Behaviours are simpler and, somehow, easier to reason about (though, I might be just not experienced enough with protocols).

I agree with you there. And I think that's why folks seem to lean towards behaviours. Protocols kind of twisted my brain, at first, but I've developed an appreciation for them and I have a habit of preferring them over behaviours now.

However, a place where protocols fit better I think is when working on a library that we want to provide with the ability to extend the functionality (cos an implementation for a protocol from a library can be defined in the application code)

That's where the question is, in my opinion. Both behaviours and protocols define a set of functions for the next developer to implement, so it's possible to use either.
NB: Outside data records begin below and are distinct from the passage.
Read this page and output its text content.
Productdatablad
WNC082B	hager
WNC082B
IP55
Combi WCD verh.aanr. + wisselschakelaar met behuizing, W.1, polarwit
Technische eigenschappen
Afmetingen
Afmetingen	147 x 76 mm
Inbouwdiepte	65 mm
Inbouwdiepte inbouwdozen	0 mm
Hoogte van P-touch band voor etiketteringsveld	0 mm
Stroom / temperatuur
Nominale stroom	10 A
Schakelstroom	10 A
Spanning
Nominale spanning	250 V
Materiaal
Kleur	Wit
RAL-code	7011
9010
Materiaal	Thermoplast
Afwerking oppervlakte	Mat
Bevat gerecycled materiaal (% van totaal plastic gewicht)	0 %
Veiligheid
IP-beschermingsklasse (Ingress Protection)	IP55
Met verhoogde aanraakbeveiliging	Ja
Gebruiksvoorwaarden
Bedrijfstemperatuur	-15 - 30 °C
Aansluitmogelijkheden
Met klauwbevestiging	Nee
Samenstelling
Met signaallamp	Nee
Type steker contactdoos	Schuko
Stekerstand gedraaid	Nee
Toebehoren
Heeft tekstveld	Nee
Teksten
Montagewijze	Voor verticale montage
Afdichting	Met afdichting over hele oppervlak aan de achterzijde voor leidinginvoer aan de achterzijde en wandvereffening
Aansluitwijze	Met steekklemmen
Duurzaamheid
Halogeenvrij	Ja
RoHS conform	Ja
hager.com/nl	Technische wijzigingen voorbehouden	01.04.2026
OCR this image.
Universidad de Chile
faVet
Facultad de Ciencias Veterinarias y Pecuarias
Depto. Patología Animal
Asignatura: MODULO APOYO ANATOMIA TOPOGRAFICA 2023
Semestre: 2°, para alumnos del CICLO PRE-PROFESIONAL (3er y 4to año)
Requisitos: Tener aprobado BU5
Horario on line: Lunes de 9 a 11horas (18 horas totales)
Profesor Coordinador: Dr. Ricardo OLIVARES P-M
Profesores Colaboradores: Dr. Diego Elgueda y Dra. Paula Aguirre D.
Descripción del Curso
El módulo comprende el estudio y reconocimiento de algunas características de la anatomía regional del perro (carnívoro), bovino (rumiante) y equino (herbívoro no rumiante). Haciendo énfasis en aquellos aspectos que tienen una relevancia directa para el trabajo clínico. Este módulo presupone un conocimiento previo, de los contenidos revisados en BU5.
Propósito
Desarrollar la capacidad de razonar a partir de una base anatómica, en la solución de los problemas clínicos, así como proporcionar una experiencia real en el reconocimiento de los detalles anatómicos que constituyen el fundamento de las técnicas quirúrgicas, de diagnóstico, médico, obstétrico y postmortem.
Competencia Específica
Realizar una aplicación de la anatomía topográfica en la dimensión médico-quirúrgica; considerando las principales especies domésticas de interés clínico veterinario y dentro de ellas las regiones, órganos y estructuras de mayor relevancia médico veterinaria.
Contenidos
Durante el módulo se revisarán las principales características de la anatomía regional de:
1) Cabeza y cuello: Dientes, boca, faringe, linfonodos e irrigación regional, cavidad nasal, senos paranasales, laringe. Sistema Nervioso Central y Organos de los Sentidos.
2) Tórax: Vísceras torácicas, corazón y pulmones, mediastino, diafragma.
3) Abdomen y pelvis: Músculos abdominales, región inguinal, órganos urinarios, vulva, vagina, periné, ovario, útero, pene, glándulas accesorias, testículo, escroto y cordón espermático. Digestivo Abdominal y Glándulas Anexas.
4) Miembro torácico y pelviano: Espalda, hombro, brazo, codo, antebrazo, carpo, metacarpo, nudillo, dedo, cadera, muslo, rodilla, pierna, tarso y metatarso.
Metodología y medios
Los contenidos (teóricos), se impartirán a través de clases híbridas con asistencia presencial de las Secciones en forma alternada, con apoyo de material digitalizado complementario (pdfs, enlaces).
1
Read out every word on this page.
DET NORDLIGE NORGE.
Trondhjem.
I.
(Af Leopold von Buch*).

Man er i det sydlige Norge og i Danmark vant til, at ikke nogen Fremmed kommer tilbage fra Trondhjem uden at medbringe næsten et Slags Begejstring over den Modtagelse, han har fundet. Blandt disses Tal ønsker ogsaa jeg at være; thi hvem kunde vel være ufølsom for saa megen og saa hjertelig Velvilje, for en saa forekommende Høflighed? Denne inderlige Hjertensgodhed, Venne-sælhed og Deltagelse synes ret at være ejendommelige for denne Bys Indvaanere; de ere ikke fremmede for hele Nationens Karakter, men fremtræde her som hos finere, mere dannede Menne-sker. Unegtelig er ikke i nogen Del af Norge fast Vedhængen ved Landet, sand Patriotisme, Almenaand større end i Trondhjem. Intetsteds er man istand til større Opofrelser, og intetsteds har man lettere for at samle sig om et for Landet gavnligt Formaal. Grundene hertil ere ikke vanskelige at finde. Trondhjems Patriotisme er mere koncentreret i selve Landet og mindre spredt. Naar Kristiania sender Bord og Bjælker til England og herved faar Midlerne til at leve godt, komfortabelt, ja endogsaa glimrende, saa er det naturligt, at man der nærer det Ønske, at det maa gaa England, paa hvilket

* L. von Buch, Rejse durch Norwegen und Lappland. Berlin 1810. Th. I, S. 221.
I think protocols are a little more flexible, because you can implement a protocol for someone else's struct, but you can't force someone else's module to implement a behaviour.

However there's the question of who makes the struct or where it comes from, which is a question that behaviours don't need to answer. To answer that question, a consumer of a protocol could take a configured module name, try to instantiate a struct from it, then pass it into a protocol. That gets them the same kind of dispatch that behaviours do. That also feels unpleasant to me, because structs should be data types, not just flags to dispatch a protocol on, but I hesitate to call it a smell because I can't think of any problems it would cause.